Mit diesem Abschnitt beginnt die Passionsgeschichte Jesu. Vorher in den Versen 1 und 2 lesen wir, dass die Hohepriester und Schriftgelehrten beschließen, Jesus zu töten.

Und nun zur Geschichte selbst:

In der ganzen Passionsgeschichte ist dies die einzige Geschichte, in der am Prozess Unbeteiligte dabei sind und in der Jesus etwas Gutes getan wird. Sonst erlebt Jesus nur Verrat, Verurteilung, Verspottung, Folter, allein gelassen werden und am Ende die Tötung am Kreuz.

Eine weitere Besonderheit ist, dass Jesus das einzig Positive von einer Frau erfährt.

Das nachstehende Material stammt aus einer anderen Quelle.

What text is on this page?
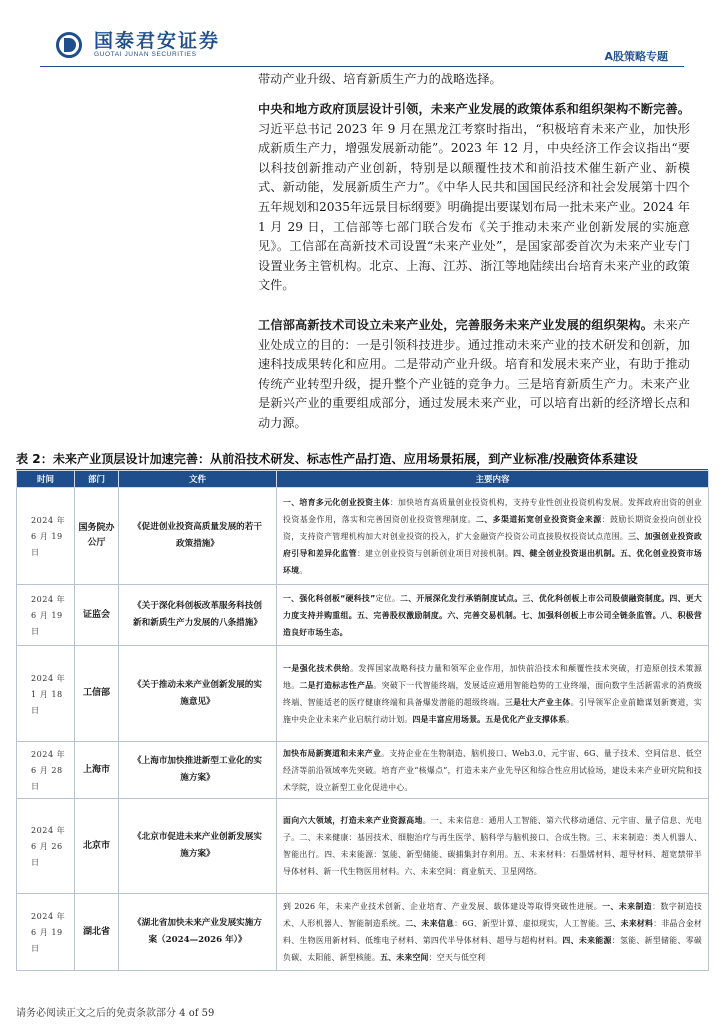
国泰君安证券
GUOTAI JUNAN SECURITIES	A股策略专题
带动产业升级、培育新质生产力的战略选择。
中央和地方政府顶层设计引领，未来产业发展的政策体系和组织架构不断完善。习近平总书记 2023 年 9 月在黑龙江考察时指出，“积极培育未来产业，加快形成新质生产力，增强发展新动能”。2023 年 12 月，中央经济工作会议指出“要以科技创新推动产业创新，特别是以颠覆性技术和前沿技术催生新产业、新模式、新动能，发展新质生产力”。《中华人民共和国国民经济和社会发展第十四个五年规划和2035年远景目标纲要》明确提出要谋划布局一批未来产业。2024 年 1 月 29 日，工信部等七部门联合发布《关于推动未来产业创新发展的实施意见》。工信部在高新技术司设置“未来产业处”，是国家部委首次为未来产业专门设置业务主管机构。北京、上海、江苏、浙江等地陆续出台培育未来产业的政策文件。
工信部高新技术司设立未来产业处，完善服务未来产业发展的组织架构。未来产业处成立的目的：一是引领科技进步。通过推动未来产业的技术研发和创新，加速科技成果转化和应用。二是带动产业升级。培育和发展未来产业，有助于推动传统产业转型升级，提升整个产业链的竞争力。三是培育新质生产力。未来产业是新兴产业的重要组成部分，通过发展未来产业，可以培育出新的经济增长点和动力源。
表 2：未来产业顶层设计加速完善：从前沿技术研发、标志性产品打造、应用场景拓展，到产业标准/投融资体系建设
时间	部门	文件	主要内容
2024 年 6 月 19 日	国务院办公厅	《促进创业投资高质量发展的若干政策措施》	一、培育多元化创业投资主体：加快培育高质量创业投资机构，支持专业性创业投资机构发展。发挥政府出资的创业投资基金作用，落实和完善国资创业投资管理制度。二、多渠道拓宽创业投资资金来源：鼓励长期资金投向创业投资，支持资产管理机构加大对创业投资的投入，扩大金融资产投资公司直接股权投资试点范围。三、加强创业投资政府引导和差异化监管：建立创业投资与创新创业项目对接机制。四、健全创业投资退出机制。五、优化创业投资市场环境。
2024 年 6 月 19 日	证监会	《关于深化科创板改革服务科技创新和新质生产力发展的八条措施》	一、强化科创板“硬科技”定位。二、开展深化发行承销制度试点。三、优化科创板上市公司股债融资制度。四、更大力度支持并购重组。五、完善股权激励制度。六、完善交易机制。七、加强科创板上市公司全链条监管。八、积极营造良好市场生态。
2024 年 1 月 18 日	工信部	《关于推动未来产业创新发展的实施意见》	一是强化技术供给。发挥国家战略科技力量和领军企业作用，加快前沿技术和颠覆性技术突破，打造原创技术策源地。二是打造标志性产品。突破下一代智能终端，发展适应通用智能趋势的工业终端，面向数字生活新需求的消费级终端、智能适老的医疗健康终端和具备爆发潜能的超级终端。三是壮大产业主体。引导领军企业前瞻谋划新赛道，实施中央企业未来产业启航行动计划。四是丰富应用场景。五是优化产业支撑体系。
2024 年 6 月 28 日	上海市	《上海市加快推进新型工业化的实施方案》	加快布局新赛道和未来产业。支持企业在生物制造、脑机接口、Web3.0、元宇宙、6G、量子技术、空间信息、低空经济等前沿领域率先突破。培育产业“核爆点”，打造未来产业先导区和综合性应用试验场，建设未来产业研究院和技术学院，设立新型工业化促进中心。
2024 年 6 月 26 日	北京市	《北京市促进未来产业创新发展实施方案》	面向六大领域，打造未来产业资源高地。一、未来信息：通用人工智能、第六代移动通信、元宇宙、量子信息、光电子。二、未来健康：基因技术、细胞治疗与再生医学、脑科学与脑机接口、合成生物。三、未来制造：类人机器人、智能出行。四、未来能源：氢能、新型储能、碳捕集封存利用。五、未来材料：石墨烯材料、超导材料、超宽禁带半导体材料、新一代生物医用材料。六、未来空间：商业航天、卫星网络。
2024 年 6 月 19 日	湖北省	《湖北省加快未来产业发展实施方案（2024—2026 年）》	到 2026 年，未来产业技术创新、企业培育、产业发展、载体建设等取得突破性进展。一、未来制造：数字制造技术、人形机器人、智能制造系统。二、未来信息：6G、新型计算、虚拟现实，人工智能。三、未来材料：非晶合金材料、生物医用新材料、低维电子材料、第四代半导体材料、超导与超构材料。四、未来能源：氢能、新型储能、零碳负碳、太阳能、新型核能。五、未来空间：空天与低空利
请务必阅读正文之后的免责条款部分 4 of 59
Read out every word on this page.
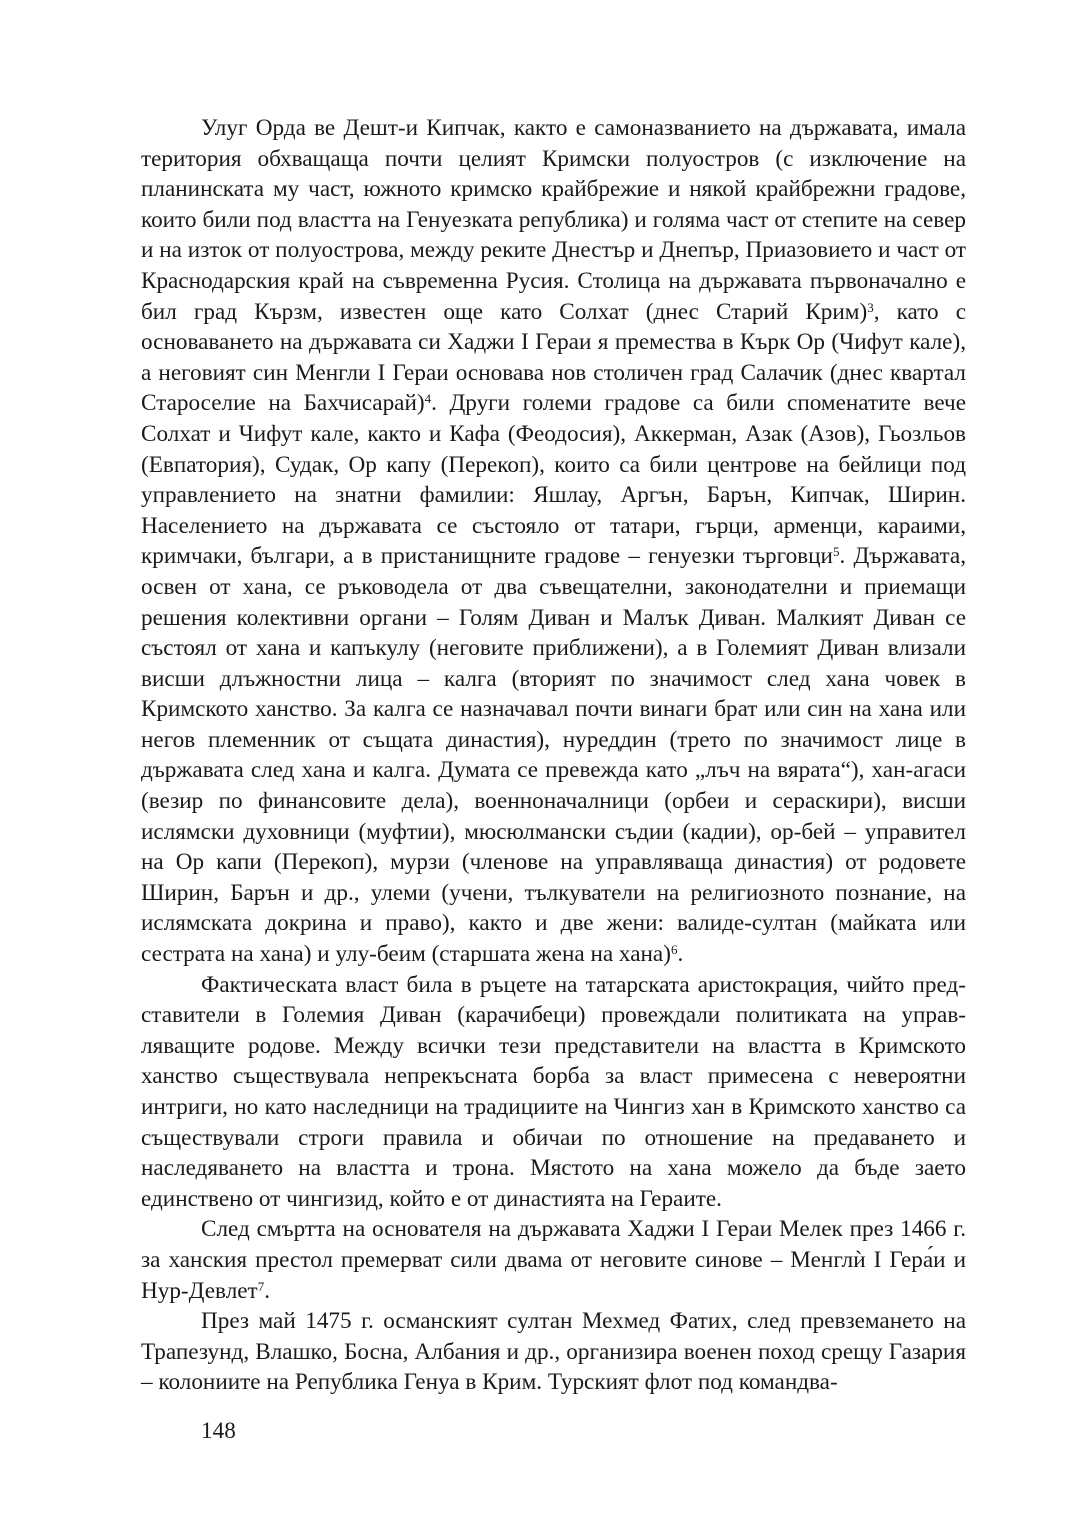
Улуг Орда ве Дешт-и Кипчак, както е самоназванието на държавата, имала територия обхващаща почти целият Кримски полуостров (с изключение на планинската му част, южното кримско крайбрежие и някой крайбрежни градове, които били под властта на Генуезката република) и голяма част от степите на север и на изток от полуострова, между реките Днестър и Днепър, Приазовието и част от Краснодарския край на съвременна Русия. Столица на държавата първоначално е бил град Кързм, известен още като Солхат (днес Старий Крим)$^3$, като с основаването на държавата си Хаджи I Гераи я премества в Кърк Ор (Чифут кале), а неговият син Менгли I Гераи основава нов столичен град Салачик (днес квартал Староселие на Бахчисарай)$^4$. Други големи градове са били споменатите вече Солхат и Чифут кале, както и Кафа (Феодосия), Аккерман, Азак (Азов), Гьозльов (Евпатория), Судак, Ор капу (Перекоп), които са били центрове на бейлици под управлението на знатни фамилии: Яшлау, Аргън, Барън, Кипчак, Ширин. Населението на държавата се състояло от татари, гърци, арменци, караими, кримчаки, българи, а в пристанищните градове – генуезки търговци$^5$. Държавата, освен от хана, се ръководела от два съвещателни, законодателни и приемащи решения колективни органи – Голям Диван и Малък Диван. Малкият Диван се състоял от хана и капъкулу (неговите приближени), а в Големият Диван влизали висши длъжностни лица – калга (вторият по значимост след хана човек в Кримското ханство. За калга се назначавал почти винаги брат или син на хана или негов племенник от същата династия), нуреддин (трето по значимост лице в държавата след хана и калга. Думата се превежда като „лъч на вярата“), хан-агаси (везир по финансовите дела), военноначалници (орбеи и сераскири), висши ислямски духовници (муфтии), мюсюлмански съдии (кадии), ор-бей – управител на Ор капи (Перекоп), мурзи (членове на управляваща династия) от родовете Ширин, Барън и др., улеми (учени, тълкуватели на религиозното познание, на ислямската докрина и право), както и две жени: валиде-султан (майката или сестрата на хана) и улу-беим (старшата жена на хана)$^6$.

Фактическата власт била в ръцете на татарската аристокрация, чийто представители в Големия Диван (карачибеци) провеждали политиката на управляващите родове. Между всички тези представители на властта в Кримското ханство съществувала непрекъсната борба за власт примесена с невероятни интриги, но като наследници на традициите на Чингиз хан в Кримското ханство са съществували строги правила и обичаи по отношение на предаването и наследяването на властта и трона. Мястото на хана можело да бъде заето единствено от чингизид, който е от династията на Гераите.

След смъртта на основателя на държавата Хаджи I Гераи Мелек през 1466 г. за ханския престол премерват сили двама от неговите синове – Менглѝ I Гера́и и Нур-Девлет$^7$.

През май 1475 г. османският султан Мехмед Фатих, след превземането на Трапезунд, Влашко, Босна, Албания и др., организира военен поход срещу Газария – колониите на Република Генуа в Крим. Турският флот под командва-

148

Dass es eine Frau ist, ist nicht deshalb wichtig, weil Frauen besser wären, sondern weil Frauen damals als minderwertig und rechtlos galten. Noch nicht einmal der Name wird erwähnt, aber gerade diese für die damalige Zeit minderwertige, rechtlose und namenlose Person wird als ein Beispiel des Glaubens hingestellt. Sie tut aus Liebe zu Jesus etwas sehr Wichtiges, aber darüber gleich mehr, und gibt dafür etwas sehr Kostbares her. Der Wert des Öls betrug ungefähr ein Jahresgehalt eines Tagelöhners, bzw. eines einfachen Arbeiters.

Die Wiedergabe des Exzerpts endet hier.